Cleanup at asphalt spill site progressing slowly, and by hand

Removing hardened asphalt from a stream bed is a slow process.

A six-man team from EAP of Atlasburg, Pa., is working at the mouth of a small drainage stream, where it meets the Allegheny River.

The asphalt was spilled on Monday from a tanker truck owned by Vestal Asphalt, of Vestal, N.Y., after an accident on Route 59, just west of the Kinzua Dam.

With shovels, spud bars and their hands, the crew peels the black substance from the rocks and places it in garbage bags.

One worker then hauls the bag to the top of the bank and another piles it on a large plastic tarp in a staging area.

Larry Osten, who works from the company’s Titusville office, said, “It’s still rubbery, but it comes right up.”

Before the crew could begin, they placed two six-inch plastic pipes in the stream above Route 59 to divert the water to another drainage.

Osten said for the time being, the work is all by hand. He expects at some point to bring in equipment to help with removing the asphalt.

That, he said, is dependent on approval from government agencies.

“When government agencies give us the go-ahead, we’ll go ahead,” he said.

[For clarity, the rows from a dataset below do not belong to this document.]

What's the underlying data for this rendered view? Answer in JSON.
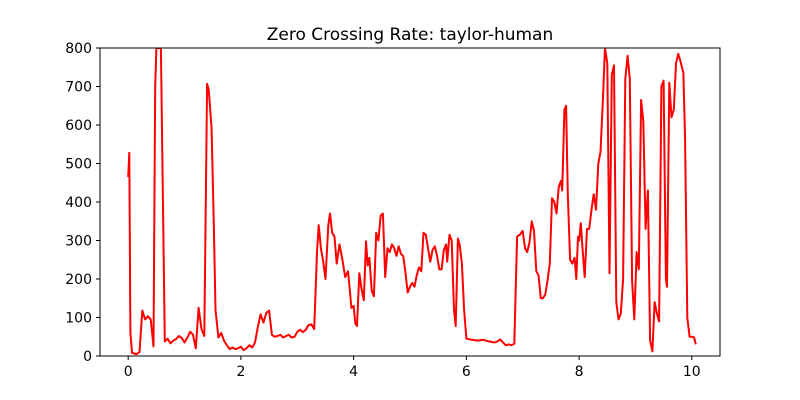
{
  "chart_data": {
    "type": "line",
    "title": "Zero Crossing Rate: taylor-human",
    "xlabel": "",
    "ylabel": "",
    "xlim": [
      -0.5,
      10.5
    ],
    "ylim": [
      0,
      800
    ],
    "x_ticks": [
      0,
      2,
      4,
      6,
      8,
      10
    ],
    "y_ticks": [
      0,
      100,
      200,
      300,
      400,
      500,
      600,
      700,
      800
    ],
    "grid": false,
    "series": [
      {
        "color": "#ff0000",
        "points": [
          [
            0.0,
            465
          ],
          [
            0.02,
            528
          ],
          [
            0.04,
            60
          ],
          [
            0.07,
            8
          ],
          [
            0.15,
            5
          ],
          [
            0.2,
            10
          ],
          [
            0.25,
            118
          ],
          [
            0.3,
            95
          ],
          [
            0.35,
            103
          ],
          [
            0.4,
            95
          ],
          [
            0.45,
            25
          ],
          [
            0.48,
            700
          ],
          [
            0.5,
            800
          ],
          [
            0.58,
            800
          ],
          [
            0.65,
            38
          ],
          [
            0.7,
            45
          ],
          [
            0.75,
            33
          ],
          [
            0.8,
            40
          ],
          [
            0.85,
            44
          ],
          [
            0.9,
            52
          ],
          [
            0.95,
            47
          ],
          [
            1.0,
            35
          ],
          [
            1.05,
            48
          ],
          [
            1.1,
            63
          ],
          [
            1.15,
            55
          ],
          [
            1.2,
            20
          ],
          [
            1.25,
            125
          ],
          [
            1.3,
            70
          ],
          [
            1.35,
            52
          ],
          [
            1.4,
            707
          ],
          [
            1.43,
            690
          ],
          [
            1.48,
            590
          ],
          [
            1.52,
            330
          ],
          [
            1.55,
            120
          ],
          [
            1.6,
            48
          ],
          [
            1.65,
            60
          ],
          [
            1.7,
            40
          ],
          [
            1.75,
            28
          ],
          [
            1.8,
            18
          ],
          [
            1.85,
            22
          ],
          [
            1.9,
            18
          ],
          [
            1.95,
            20
          ],
          [
            2.0,
            24
          ],
          [
            2.05,
            15
          ],
          [
            2.1,
            20
          ],
          [
            2.15,
            28
          ],
          [
            2.2,
            22
          ],
          [
            2.25,
            35
          ],
          [
            2.3,
            75
          ],
          [
            2.35,
            108
          ],
          [
            2.4,
            87
          ],
          [
            2.45,
            112
          ],
          [
            2.5,
            118
          ],
          [
            2.55,
            55
          ],
          [
            2.6,
            50
          ],
          [
            2.65,
            52
          ],
          [
            2.7,
            55
          ],
          [
            2.75,
            48
          ],
          [
            2.8,
            52
          ],
          [
            2.85,
            55
          ],
          [
            2.9,
            48
          ],
          [
            2.95,
            50
          ],
          [
            3.0,
            63
          ],
          [
            3.05,
            68
          ],
          [
            3.1,
            62
          ],
          [
            3.15,
            68
          ],
          [
            3.2,
            80
          ],
          [
            3.25,
            82
          ],
          [
            3.3,
            70
          ],
          [
            3.35,
            270
          ],
          [
            3.38,
            340
          ],
          [
            3.42,
            280
          ],
          [
            3.46,
            245
          ],
          [
            3.5,
            200
          ],
          [
            3.55,
            340
          ],
          [
            3.58,
            370
          ],
          [
            3.62,
            320
          ],
          [
            3.66,
            310
          ],
          [
            3.7,
            240
          ],
          [
            3.75,
            290
          ],
          [
            3.8,
            250
          ],
          [
            3.85,
            205
          ],
          [
            3.9,
            220
          ],
          [
            3.93,
            175
          ],
          [
            3.96,
            125
          ],
          [
            4.0,
            130
          ],
          [
            4.03,
            85
          ],
          [
            4.06,
            78
          ],
          [
            4.1,
            215
          ],
          [
            4.14,
            175
          ],
          [
            4.18,
            145
          ],
          [
            4.22,
            298
          ],
          [
            4.25,
            235
          ],
          [
            4.28,
            255
          ],
          [
            4.32,
            170
          ],
          [
            4.36,
            155
          ],
          [
            4.4,
            320
          ],
          [
            4.44,
            300
          ],
          [
            4.48,
            365
          ],
          [
            4.52,
            370
          ],
          [
            4.56,
            205
          ],
          [
            4.6,
            280
          ],
          [
            4.64,
            270
          ],
          [
            4.68,
            290
          ],
          [
            4.72,
            280
          ],
          [
            4.76,
            260
          ],
          [
            4.8,
            285
          ],
          [
            4.84,
            265
          ],
          [
            4.88,
            260
          ],
          [
            4.92,
            215
          ],
          [
            4.96,
            165
          ],
          [
            5.0,
            180
          ],
          [
            5.04,
            190
          ],
          [
            5.08,
            180
          ],
          [
            5.12,
            210
          ],
          [
            5.16,
            230
          ],
          [
            5.2,
            220
          ],
          [
            5.24,
            320
          ],
          [
            5.28,
            315
          ],
          [
            5.32,
            280
          ],
          [
            5.36,
            245
          ],
          [
            5.4,
            275
          ],
          [
            5.44,
            285
          ],
          [
            5.48,
            260
          ],
          [
            5.52,
            225
          ],
          [
            5.56,
            225
          ],
          [
            5.6,
            275
          ],
          [
            5.64,
            290
          ],
          [
            5.66,
            245
          ],
          [
            5.7,
            315
          ],
          [
            5.74,
            300
          ],
          [
            5.78,
            120
          ],
          [
            5.81,
            78
          ],
          [
            5.85,
            305
          ],
          [
            5.88,
            290
          ],
          [
            5.92,
            240
          ],
          [
            5.96,
            120
          ],
          [
            6.0,
            45
          ],
          [
            6.1,
            42
          ],
          [
            6.2,
            40
          ],
          [
            6.3,
            42
          ],
          [
            6.4,
            38
          ],
          [
            6.5,
            35
          ],
          [
            6.55,
            38
          ],
          [
            6.6,
            43
          ],
          [
            6.65,
            35
          ],
          [
            6.7,
            28
          ],
          [
            6.75,
            30
          ],
          [
            6.8,
            28
          ],
          [
            6.85,
            32
          ],
          [
            6.9,
            310
          ],
          [
            6.95,
            315
          ],
          [
            7.0,
            325
          ],
          [
            7.04,
            280
          ],
          [
            7.08,
            270
          ],
          [
            7.12,
            295
          ],
          [
            7.16,
            350
          ],
          [
            7.2,
            325
          ],
          [
            7.24,
            220
          ],
          [
            7.28,
            210
          ],
          [
            7.32,
            150
          ],
          [
            7.36,
            150
          ],
          [
            7.4,
            160
          ],
          [
            7.44,
            195
          ],
          [
            7.48,
            240
          ],
          [
            7.52,
            410
          ],
          [
            7.56,
            400
          ],
          [
            7.6,
            370
          ],
          [
            7.64,
            440
          ],
          [
            7.68,
            455
          ],
          [
            7.7,
            430
          ],
          [
            7.74,
            640
          ],
          [
            7.77,
            650
          ],
          [
            7.8,
            420
          ],
          [
            7.84,
            250
          ],
          [
            7.88,
            240
          ],
          [
            7.92,
            255
          ],
          [
            7.95,
            200
          ],
          [
            7.98,
            310
          ],
          [
            8.0,
            300
          ],
          [
            8.03,
            345
          ],
          [
            8.06,
            280
          ],
          [
            8.1,
            205
          ],
          [
            8.14,
            330
          ],
          [
            8.18,
            330
          ],
          [
            8.22,
            380
          ],
          [
            8.26,
            420
          ],
          [
            8.3,
            380
          ],
          [
            8.34,
            500
          ],
          [
            8.38,
            530
          ],
          [
            8.42,
            660
          ],
          [
            8.46,
            800
          ],
          [
            8.5,
            760
          ],
          [
            8.54,
            215
          ],
          [
            8.58,
            730
          ],
          [
            8.62,
            755
          ],
          [
            8.66,
            140
          ],
          [
            8.7,
            95
          ],
          [
            8.74,
            110
          ],
          [
            8.78,
            200
          ],
          [
            8.82,
            720
          ],
          [
            8.86,
            780
          ],
          [
            8.9,
            720
          ],
          [
            8.94,
            195
          ],
          [
            8.98,
            95
          ],
          [
            9.02,
            270
          ],
          [
            9.06,
            225
          ],
          [
            9.1,
            665
          ],
          [
            9.14,
            610
          ],
          [
            9.18,
            330
          ],
          [
            9.22,
            430
          ],
          [
            9.26,
            40
          ],
          [
            9.3,
            12
          ],
          [
            9.34,
            140
          ],
          [
            9.38,
            110
          ],
          [
            9.42,
            90
          ],
          [
            9.46,
            700
          ],
          [
            9.5,
            715
          ],
          [
            9.54,
            200
          ],
          [
            9.56,
            180
          ],
          [
            9.6,
            710
          ],
          [
            9.64,
            620
          ],
          [
            9.68,
            640
          ],
          [
            9.72,
            760
          ],
          [
            9.76,
            785
          ],
          [
            9.8,
            765
          ],
          [
            9.85,
            735
          ],
          [
            9.88,
            560
          ],
          [
            9.92,
            100
          ],
          [
            9.96,
            50
          ],
          [
            10.0,
            50
          ],
          [
            10.04,
            48
          ],
          [
            10.07,
            30
          ]
        ]
      }
    ]
  }
}
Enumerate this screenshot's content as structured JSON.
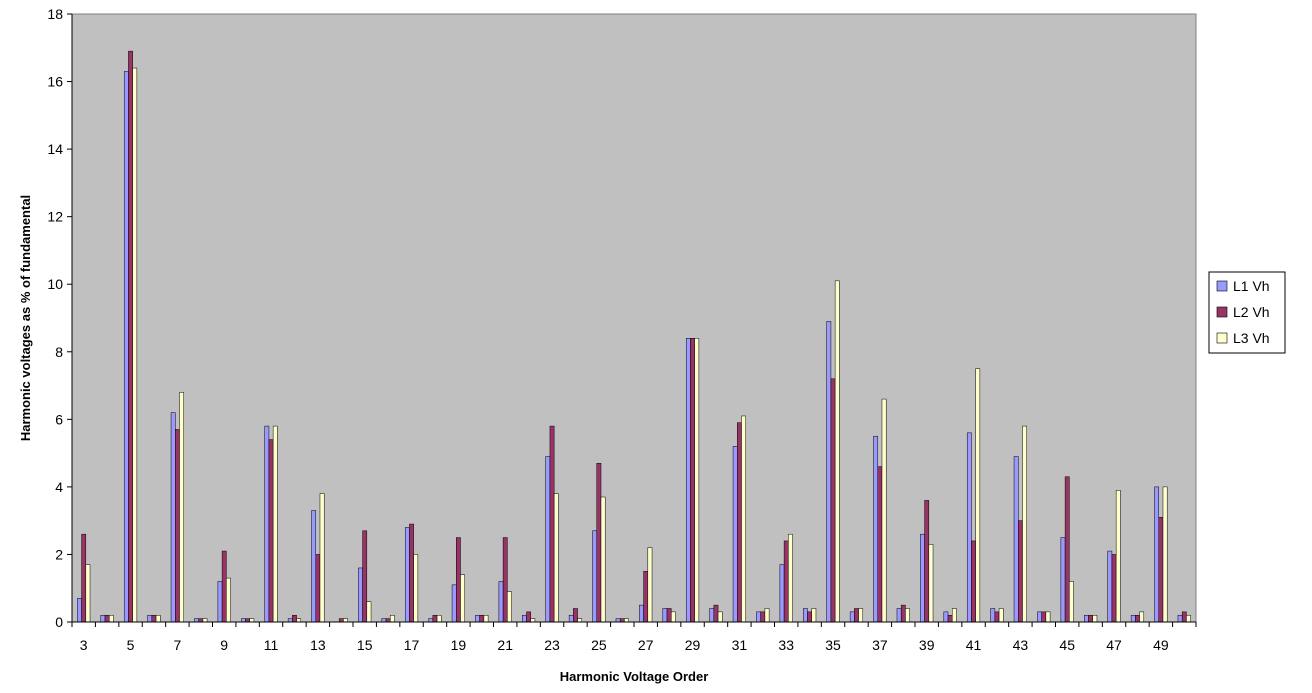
{
  "chart_data": {
    "type": "bar",
    "xlabel": "Harmonic Voltage Order",
    "ylabel": "Harmonic voltages as % of fundamental",
    "ylim": [
      0,
      18
    ],
    "yticks": [
      0,
      2,
      4,
      6,
      8,
      10,
      12,
      14,
      16,
      18
    ],
    "grid": false,
    "legend_position": "right",
    "categories": [
      "3",
      "4",
      "5",
      "6",
      "7",
      "8",
      "9",
      "10",
      "11",
      "12",
      "13",
      "14",
      "15",
      "16",
      "17",
      "18",
      "19",
      "20",
      "21",
      "22",
      "23",
      "24",
      "25",
      "26",
      "27",
      "28",
      "29",
      "30",
      "31",
      "32",
      "33",
      "34",
      "35",
      "36",
      "37",
      "38",
      "39",
      "40",
      "41",
      "42",
      "43",
      "44",
      "45",
      "46",
      "47",
      "48",
      "49",
      "50"
    ],
    "category_labels": [
      "3",
      "",
      "5",
      "",
      "7",
      "",
      "9",
      "",
      "11",
      "",
      "13",
      "",
      "15",
      "",
      "17",
      "",
      "19",
      "",
      "21",
      "",
      "23",
      "",
      "25",
      "",
      "27",
      "",
      "29",
      "",
      "31",
      "",
      "33",
      "",
      "35",
      "",
      "37",
      "",
      "39",
      "",
      "41",
      "",
      "43",
      "",
      "45",
      "",
      "47",
      "",
      "49",
      ""
    ],
    "series": [
      {
        "name": "L1 Vh",
        "color": "#9999ff",
        "values": [
          0.7,
          0.2,
          16.3,
          0.2,
          6.2,
          0.1,
          1.2,
          0.1,
          5.8,
          0.1,
          3.3,
          0.0,
          1.6,
          0.1,
          2.8,
          0.1,
          1.1,
          0.2,
          1.2,
          0.2,
          4.9,
          0.2,
          2.7,
          0.1,
          0.5,
          0.4,
          8.4,
          0.4,
          5.2,
          0.3,
          1.7,
          0.4,
          8.9,
          0.3,
          5.5,
          0.4,
          2.6,
          0.3,
          5.6,
          0.4,
          4.9,
          0.3,
          2.5,
          0.2,
          2.1,
          0.2,
          4.0,
          0.2
        ]
      },
      {
        "name": "L2 Vh",
        "color": "#993366",
        "values": [
          2.6,
          0.2,
          16.9,
          0.2,
          5.7,
          0.1,
          2.1,
          0.1,
          5.4,
          0.2,
          2.0,
          0.1,
          2.7,
          0.1,
          2.9,
          0.2,
          2.5,
          0.2,
          2.5,
          0.3,
          5.8,
          0.4,
          4.7,
          0.1,
          1.5,
          0.4,
          8.4,
          0.5,
          5.9,
          0.3,
          2.4,
          0.3,
          7.2,
          0.4,
          4.6,
          0.5,
          3.6,
          0.2,
          2.4,
          0.3,
          3.0,
          0.3,
          4.3,
          0.2,
          2.0,
          0.2,
          3.1,
          0.3
        ]
      },
      {
        "name": "L3 Vh",
        "color": "#ffffcc",
        "values": [
          1.7,
          0.2,
          16.4,
          0.2,
          6.8,
          0.1,
          1.3,
          0.1,
          5.8,
          0.1,
          3.8,
          0.1,
          0.6,
          0.2,
          2.0,
          0.2,
          1.4,
          0.2,
          0.9,
          0.1,
          3.8,
          0.1,
          3.7,
          0.1,
          2.2,
          0.3,
          8.4,
          0.3,
          6.1,
          0.4,
          2.6,
          0.4,
          10.1,
          0.4,
          6.6,
          0.4,
          2.3,
          0.4,
          7.5,
          0.4,
          5.8,
          0.3,
          1.2,
          0.2,
          3.9,
          0.3,
          4.0,
          0.2
        ]
      }
    ]
  }
}
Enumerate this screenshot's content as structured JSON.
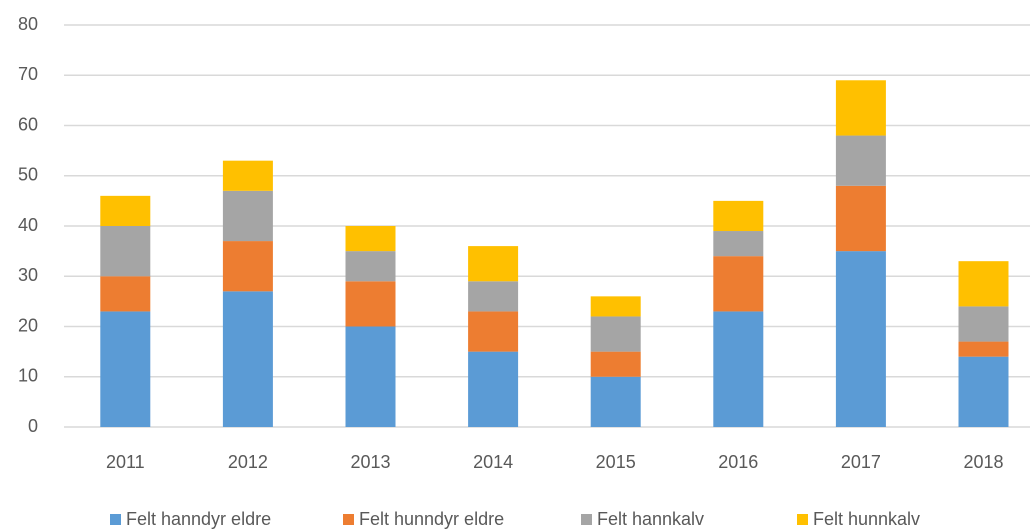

Kathy Mohney, executive assistant to the Allegheny National Forest supervisor, said, “Our involvement at the clean-up site has included laying out the corridor near the spill site for the contracted clean-up crew, and surveying the area for resource impacts should larger equipment be necessary. The party responsible for the accident is also responsible for contracting the clean-up crew so we are not involved in that aspect, although both DEP (state Department of Environmental Protection), as the regulatory agency, and the ANF, as the landowner, regulations must be followed by the contractors.”

Friday afternoon, a state police spokesperson said there was no new information as to the cause of the accident.